De enquête is bovendien ook onzorgvuldig tot stand gekomen, nu is gebleken dat 10 extra codes onterecht zijn uitgegeven en meegenomen in de uitslag. Nergens blijkt dat is gecontroleerd of er nog meer codes onterecht in het onderzoek terecht zijn gekomen. De oorspronkelijke lijst met codes is bijvoorbeeld niet vergeleken met de lijst van codes waarmee de stemmen zijn uitgebracht. Hierdoor kan niet uitgesloten worden dat de uitslag van de enquête is beïnvloed, aldus [appellant].
3. Het wettelijk kader is opgenomen in de bijlage. Deze bijlage maakt deel uit van deze uitspraak.

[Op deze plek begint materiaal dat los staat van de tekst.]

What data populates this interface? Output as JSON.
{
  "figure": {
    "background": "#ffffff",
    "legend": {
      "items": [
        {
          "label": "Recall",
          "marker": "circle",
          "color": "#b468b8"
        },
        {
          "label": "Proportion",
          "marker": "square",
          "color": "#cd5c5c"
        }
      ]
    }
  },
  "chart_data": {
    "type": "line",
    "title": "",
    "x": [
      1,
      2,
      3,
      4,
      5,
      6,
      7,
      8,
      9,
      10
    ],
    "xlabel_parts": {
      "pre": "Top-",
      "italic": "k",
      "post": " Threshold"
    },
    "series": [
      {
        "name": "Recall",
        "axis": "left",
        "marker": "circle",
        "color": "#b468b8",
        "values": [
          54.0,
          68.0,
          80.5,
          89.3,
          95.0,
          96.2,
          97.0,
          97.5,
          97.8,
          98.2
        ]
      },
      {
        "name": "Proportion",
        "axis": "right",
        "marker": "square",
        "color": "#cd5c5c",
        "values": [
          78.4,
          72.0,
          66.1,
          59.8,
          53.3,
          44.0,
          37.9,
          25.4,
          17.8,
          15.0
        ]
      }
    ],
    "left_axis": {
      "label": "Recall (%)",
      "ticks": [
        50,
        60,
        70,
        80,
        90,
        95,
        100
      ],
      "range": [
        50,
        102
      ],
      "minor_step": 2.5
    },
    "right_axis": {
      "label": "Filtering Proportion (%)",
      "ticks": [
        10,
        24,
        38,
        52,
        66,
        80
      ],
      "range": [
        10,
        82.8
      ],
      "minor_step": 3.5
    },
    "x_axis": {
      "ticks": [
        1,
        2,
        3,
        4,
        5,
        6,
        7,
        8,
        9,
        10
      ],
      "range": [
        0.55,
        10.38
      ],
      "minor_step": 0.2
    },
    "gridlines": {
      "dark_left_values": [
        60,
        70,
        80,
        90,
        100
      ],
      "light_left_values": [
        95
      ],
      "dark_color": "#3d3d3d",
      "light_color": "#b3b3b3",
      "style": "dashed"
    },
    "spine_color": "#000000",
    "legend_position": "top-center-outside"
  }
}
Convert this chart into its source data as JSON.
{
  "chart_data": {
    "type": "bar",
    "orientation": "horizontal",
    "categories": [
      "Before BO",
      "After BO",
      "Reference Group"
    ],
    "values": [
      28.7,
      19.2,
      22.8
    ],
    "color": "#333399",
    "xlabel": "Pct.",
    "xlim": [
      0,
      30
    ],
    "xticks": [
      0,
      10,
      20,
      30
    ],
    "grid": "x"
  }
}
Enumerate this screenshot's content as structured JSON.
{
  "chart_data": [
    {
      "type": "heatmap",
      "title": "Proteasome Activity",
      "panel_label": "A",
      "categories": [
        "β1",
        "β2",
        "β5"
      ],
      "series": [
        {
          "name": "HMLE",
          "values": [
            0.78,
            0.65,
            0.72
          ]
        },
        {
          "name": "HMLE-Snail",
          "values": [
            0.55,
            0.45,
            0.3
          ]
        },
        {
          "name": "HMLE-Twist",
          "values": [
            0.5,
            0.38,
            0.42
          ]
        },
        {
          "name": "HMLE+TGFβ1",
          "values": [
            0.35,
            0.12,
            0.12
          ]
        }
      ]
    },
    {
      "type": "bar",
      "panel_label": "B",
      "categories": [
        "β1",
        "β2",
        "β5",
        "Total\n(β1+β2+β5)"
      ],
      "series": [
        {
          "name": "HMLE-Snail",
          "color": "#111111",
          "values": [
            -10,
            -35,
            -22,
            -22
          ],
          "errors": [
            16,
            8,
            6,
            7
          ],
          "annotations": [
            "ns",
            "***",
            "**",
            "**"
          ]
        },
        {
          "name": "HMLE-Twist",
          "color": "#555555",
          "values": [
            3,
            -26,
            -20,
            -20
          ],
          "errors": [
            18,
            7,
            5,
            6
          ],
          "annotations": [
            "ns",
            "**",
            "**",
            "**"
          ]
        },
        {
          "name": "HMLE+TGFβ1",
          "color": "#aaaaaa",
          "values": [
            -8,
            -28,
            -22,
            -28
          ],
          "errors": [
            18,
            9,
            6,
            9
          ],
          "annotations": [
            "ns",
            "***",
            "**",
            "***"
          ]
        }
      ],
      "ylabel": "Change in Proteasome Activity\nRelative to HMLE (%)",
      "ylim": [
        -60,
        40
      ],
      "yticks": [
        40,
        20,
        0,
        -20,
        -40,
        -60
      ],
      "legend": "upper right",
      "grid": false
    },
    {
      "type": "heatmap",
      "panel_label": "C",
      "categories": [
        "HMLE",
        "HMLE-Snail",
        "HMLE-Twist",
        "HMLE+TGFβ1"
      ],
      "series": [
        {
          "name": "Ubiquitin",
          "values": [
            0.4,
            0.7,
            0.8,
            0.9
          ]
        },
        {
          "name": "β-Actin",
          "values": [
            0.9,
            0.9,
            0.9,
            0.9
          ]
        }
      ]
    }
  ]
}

Beoordeling van het hoger beroep
De voorbereiding van het besluit
4. Ingevolge artikel 12, eerste lid, van de Verordening, kan het college binnen het uitbreidingsgebied experimenteren met een tijdelijk ander parkeerregime. Het experimenteren dient te voldoen aan de eisen zoals die zijn genoemd in het tweede lid van artikel 12, onderdelen a tot en met d. Ingevolge artikel 12, tweede lid, onderdeel a, dient er een enquête onder de bewoners en bedrijven van het desbetreffende gebied te worden gehouden. De uitslag van deze enquête is slechts relevant bij een respons van tenminste 60% van de bewoners en/of bedrijven. Voorts dient tenminste 60% van de bewoners en/of bedrijven positief te reageren op het nieuwe tijdelijk in te stellen regime. Het experiment dient niet langer dan één jaar te duren en daarna dient een evaluatie plaats te vinden om te beoordelen of het experiment wordt omgezet in een definitief parkeerregime.